Ruslan

Ruslan. A conservative populist daily newspaper published in Lviv from 1897 to 1914. Founded by Oleksander Barvinsky and Anatol Vakhnianyn, it served as the organ of the Catholic Ruthenian People's Union and then the Christian Social party, supported the politics of the New Era (co-operation with the Poles), spoke out against the Russophile movement in Western Ukraine, and advocated closer ties with the Ukrainians in Russian-ruled Ukraine. It published the works of prominent writers in Russian-ruled Ukraine, such as Oleksander Konysky, Ivan Nechui-Levytsky, and Mykhailo Starytsky, and contributions from Western Ukrainian writers, such as Bohdan Lepky, Osyp Makovei, Kyrylo Studynsky, and Vasyl Shchurat.
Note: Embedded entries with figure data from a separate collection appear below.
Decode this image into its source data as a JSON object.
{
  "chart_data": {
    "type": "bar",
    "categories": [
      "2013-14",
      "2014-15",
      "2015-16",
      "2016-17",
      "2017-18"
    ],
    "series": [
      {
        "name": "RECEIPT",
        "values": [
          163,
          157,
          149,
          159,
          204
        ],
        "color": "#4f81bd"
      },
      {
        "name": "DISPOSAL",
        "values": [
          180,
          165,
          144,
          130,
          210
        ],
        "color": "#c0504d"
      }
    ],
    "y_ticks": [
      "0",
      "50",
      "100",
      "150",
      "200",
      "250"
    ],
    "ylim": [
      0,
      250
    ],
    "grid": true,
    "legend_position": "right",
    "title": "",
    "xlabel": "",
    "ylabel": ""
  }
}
The paper was especially noted for its popular-scholarly articles on Ukrainian history and the correspondence of Volodymyr Antonovych with O. Barvinsky and Omelian Ohonovsky, and A. Vakhnianyn with Panteleimon Kulish. Ruslan was edited by T. Baranovsky, S. Kulchytsky (1897–8), Lev Lopatynsky (1898–1907), Semen Goruk (1907–14), and Vasyl Barvinsky (1914).